Another important consequence of the high spatial resolution of SMLM is that it brings optical microscopy into the arena of electron microscopy (EM). Correlative methods, either between SMLM and EM, or also other super-resolution techniques, quickly become an enticing new way of studying life at the nanometer length-scale. Here, the promise lies in the complementary merging and analysis of cross-modality data, ranging from cross-modal registration at the nanometer scale and their implication for co-localization analyses, to multi-modal particle averaging, up to molecular counting in the context of nanometer ultrastructure.
Finally, while Deep Learning methods have already been applied to detection and localization, applications of these powerful universal approximators to the multi-dimensional localization set are very sparse and highly anticipated, as they could provide a new angle on the extraction of molecular information even beyond the scale that modern SMLM provides.
In-scope:
• Clustering
• High-resolution Image Segmentation
• Denoising (pre- and post- localization)

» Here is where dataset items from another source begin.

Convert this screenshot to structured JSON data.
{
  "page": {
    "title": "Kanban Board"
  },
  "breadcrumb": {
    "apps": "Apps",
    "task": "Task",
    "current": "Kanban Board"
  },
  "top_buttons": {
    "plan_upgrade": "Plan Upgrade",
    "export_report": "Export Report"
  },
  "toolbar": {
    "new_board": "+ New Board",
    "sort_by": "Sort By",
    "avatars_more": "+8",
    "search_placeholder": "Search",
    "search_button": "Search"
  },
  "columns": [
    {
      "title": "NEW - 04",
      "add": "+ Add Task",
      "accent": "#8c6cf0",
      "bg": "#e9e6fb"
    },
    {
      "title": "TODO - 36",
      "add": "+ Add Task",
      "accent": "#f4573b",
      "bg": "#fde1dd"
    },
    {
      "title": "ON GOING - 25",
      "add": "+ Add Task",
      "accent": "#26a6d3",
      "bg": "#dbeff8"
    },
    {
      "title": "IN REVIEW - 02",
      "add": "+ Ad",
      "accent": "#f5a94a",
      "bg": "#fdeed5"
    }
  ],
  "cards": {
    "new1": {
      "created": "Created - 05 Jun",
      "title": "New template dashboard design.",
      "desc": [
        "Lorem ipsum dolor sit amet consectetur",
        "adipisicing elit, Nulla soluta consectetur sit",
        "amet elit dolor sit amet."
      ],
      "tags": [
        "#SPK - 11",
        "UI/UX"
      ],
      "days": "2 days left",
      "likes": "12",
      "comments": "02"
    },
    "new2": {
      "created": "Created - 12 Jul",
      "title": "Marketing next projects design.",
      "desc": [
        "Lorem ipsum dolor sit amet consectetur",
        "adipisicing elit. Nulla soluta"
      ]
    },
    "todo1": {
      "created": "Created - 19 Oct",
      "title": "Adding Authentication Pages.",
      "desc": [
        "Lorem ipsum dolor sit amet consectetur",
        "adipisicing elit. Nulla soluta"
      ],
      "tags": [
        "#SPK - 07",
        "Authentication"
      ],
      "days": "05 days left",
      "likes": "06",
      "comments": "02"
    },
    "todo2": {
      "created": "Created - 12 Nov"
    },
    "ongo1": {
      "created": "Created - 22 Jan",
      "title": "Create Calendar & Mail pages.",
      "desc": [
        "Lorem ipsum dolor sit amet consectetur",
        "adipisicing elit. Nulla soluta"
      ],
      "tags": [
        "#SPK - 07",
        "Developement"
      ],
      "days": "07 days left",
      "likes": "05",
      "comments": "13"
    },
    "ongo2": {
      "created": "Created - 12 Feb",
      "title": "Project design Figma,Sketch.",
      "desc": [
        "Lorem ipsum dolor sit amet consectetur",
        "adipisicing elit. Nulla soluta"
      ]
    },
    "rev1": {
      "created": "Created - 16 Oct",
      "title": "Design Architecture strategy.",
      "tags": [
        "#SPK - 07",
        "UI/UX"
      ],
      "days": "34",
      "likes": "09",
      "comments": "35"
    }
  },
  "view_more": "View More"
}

• Localization-based particle averaging methods, or related, to boost spatial resolution (like cryo EM)
• 3D Spatial Distribution Analysis (e.g. is a distribution uniform?)
• Visualization, Interactive Analysis tools
• Co-localization
• Correlative / Cross-modal analysis (EM+SMLM, Light-sheet+SMLM, STED+SMLM, ...)
• Deep Learning approaches to spatial data analysis
Out of scope:
• Novel peak detection algorithm
• Application of a well-established tool to solve a biological problem
• Novel imaging methods (hardware)
Keywords: Single-molecule Localization Microscopy, SMLM, Image segmentation, Co-localization, Image analysis, Spatial data analysis
Important Note: All contributions to this Research Topic must be within the scope of the section and journal to which they are submitted, as defined in their mission statements. Frontiers reserves the right to guide an out-of-scope manuscript to a more suitable section or journal at any stage of peer review.